It’s where English colonization of America began—and where it effectively ended. It’s where representative government in America was first established and where the Revolutionary War reached its climax. All this history unfolded within a single 20-mile stretch of Virginia’s Tidewater region.
From England’s first permanent North American settlement at Jamestown to the colonial capital of Williamsburg to the American Revolution’s decisive battleground at Yorktown, America’s Historic Triangle witnessed seminal moments in how the United States was founded, governed and ultimately born.
English Colonization of America Starts at Jamestown
Following an arduous five-month journey from London, some 100 men and boys disembarked on a marshy peninsula 50 miles up the James River on May 14, 1607, and began the Jamestown colony.
“Jamestown represents the beginning of American society as it exists today,” says Jamestown Settlement senior curator Beverly Straube. “It is the site of England’s first successful transatlantic settlement that established English social, political and economic norms in what grew to become the United States of America.”
Members of the Virginia Company of London, the settlers came in search of silver, gold and a waterborne trade route to the Orient.

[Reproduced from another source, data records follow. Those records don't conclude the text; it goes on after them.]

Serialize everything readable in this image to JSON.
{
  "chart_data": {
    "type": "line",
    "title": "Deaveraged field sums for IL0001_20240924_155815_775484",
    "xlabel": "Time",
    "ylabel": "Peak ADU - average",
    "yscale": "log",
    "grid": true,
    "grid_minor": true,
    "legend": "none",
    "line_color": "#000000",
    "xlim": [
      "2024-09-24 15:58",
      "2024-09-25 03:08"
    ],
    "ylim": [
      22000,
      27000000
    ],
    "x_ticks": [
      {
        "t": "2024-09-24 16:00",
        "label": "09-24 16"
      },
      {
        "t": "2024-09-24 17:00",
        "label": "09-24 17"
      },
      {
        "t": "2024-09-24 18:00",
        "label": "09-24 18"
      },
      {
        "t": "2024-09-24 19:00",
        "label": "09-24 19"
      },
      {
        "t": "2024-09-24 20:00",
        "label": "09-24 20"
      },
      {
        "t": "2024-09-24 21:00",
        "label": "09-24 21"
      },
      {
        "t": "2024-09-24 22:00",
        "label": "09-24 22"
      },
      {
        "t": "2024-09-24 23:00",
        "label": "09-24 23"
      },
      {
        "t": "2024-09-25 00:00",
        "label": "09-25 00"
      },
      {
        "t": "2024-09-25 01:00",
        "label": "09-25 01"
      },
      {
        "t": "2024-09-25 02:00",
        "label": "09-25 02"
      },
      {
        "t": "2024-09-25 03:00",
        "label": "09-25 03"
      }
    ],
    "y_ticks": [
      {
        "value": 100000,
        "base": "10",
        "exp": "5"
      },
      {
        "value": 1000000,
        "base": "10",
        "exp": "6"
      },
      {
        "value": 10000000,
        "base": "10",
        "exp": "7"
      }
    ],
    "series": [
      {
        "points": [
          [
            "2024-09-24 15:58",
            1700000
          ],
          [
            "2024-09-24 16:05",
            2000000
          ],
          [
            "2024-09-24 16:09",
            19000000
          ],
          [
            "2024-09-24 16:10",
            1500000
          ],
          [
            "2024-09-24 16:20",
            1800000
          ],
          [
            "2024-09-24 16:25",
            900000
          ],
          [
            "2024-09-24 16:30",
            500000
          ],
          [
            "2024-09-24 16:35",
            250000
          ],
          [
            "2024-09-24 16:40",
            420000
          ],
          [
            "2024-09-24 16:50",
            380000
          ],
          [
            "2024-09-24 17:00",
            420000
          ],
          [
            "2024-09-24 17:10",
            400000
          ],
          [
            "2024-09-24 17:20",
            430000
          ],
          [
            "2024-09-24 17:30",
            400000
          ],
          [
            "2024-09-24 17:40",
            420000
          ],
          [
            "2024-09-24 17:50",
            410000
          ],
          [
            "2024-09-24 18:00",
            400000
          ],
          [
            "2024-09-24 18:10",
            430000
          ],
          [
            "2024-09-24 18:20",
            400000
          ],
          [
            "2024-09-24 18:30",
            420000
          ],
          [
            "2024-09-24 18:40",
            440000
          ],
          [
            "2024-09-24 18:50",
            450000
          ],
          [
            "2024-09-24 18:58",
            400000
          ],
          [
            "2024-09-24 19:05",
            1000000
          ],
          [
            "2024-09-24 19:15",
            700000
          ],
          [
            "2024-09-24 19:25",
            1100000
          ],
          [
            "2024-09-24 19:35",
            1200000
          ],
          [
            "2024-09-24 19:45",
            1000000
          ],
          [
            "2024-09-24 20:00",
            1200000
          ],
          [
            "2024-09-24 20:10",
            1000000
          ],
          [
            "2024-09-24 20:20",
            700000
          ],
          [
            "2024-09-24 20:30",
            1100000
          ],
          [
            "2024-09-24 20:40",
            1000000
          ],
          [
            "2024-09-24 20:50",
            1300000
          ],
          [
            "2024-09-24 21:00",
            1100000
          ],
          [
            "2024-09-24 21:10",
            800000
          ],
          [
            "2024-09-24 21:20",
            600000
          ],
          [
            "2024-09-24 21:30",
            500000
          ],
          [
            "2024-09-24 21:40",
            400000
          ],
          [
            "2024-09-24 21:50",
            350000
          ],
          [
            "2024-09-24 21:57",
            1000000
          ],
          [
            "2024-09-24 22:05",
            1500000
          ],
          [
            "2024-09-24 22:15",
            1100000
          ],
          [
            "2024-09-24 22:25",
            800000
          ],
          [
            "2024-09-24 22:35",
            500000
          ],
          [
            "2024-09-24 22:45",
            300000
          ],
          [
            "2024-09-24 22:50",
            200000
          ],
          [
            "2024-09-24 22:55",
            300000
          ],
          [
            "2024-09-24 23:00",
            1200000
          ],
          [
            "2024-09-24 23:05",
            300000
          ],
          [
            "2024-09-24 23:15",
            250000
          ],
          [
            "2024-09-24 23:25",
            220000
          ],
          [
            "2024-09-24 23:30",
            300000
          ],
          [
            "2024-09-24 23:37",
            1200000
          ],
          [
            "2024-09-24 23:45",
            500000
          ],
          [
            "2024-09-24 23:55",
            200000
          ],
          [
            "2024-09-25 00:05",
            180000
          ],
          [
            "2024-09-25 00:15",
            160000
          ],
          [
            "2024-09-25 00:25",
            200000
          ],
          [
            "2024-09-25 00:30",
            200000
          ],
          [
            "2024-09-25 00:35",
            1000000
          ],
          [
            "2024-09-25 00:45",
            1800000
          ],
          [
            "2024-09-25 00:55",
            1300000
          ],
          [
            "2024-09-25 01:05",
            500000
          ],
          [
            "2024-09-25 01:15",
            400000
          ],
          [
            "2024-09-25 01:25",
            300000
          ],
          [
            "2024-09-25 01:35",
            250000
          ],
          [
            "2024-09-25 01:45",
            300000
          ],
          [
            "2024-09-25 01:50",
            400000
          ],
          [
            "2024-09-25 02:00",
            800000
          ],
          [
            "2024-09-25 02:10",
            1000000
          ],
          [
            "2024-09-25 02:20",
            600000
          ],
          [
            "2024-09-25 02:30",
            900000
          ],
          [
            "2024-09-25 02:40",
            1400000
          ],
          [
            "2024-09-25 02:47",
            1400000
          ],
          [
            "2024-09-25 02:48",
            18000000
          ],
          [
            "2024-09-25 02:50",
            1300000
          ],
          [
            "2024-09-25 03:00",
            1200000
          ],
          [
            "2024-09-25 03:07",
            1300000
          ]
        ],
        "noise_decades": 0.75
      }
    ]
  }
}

Within months, however, they shifted from dreaming of riches to praying for survival. By the end of 1607, all but 38 had died from hunger, disease and attacks by the Indigenous Powhatan people. Supply ships brought additional settlers, but after a 1609 hurricane blew a convoy off course, the ensuing harsh winter and Powhatan siege led to “The Starving Time” in which settlers survived by eating dogs, shoe leather and, evidence suggests, even each other.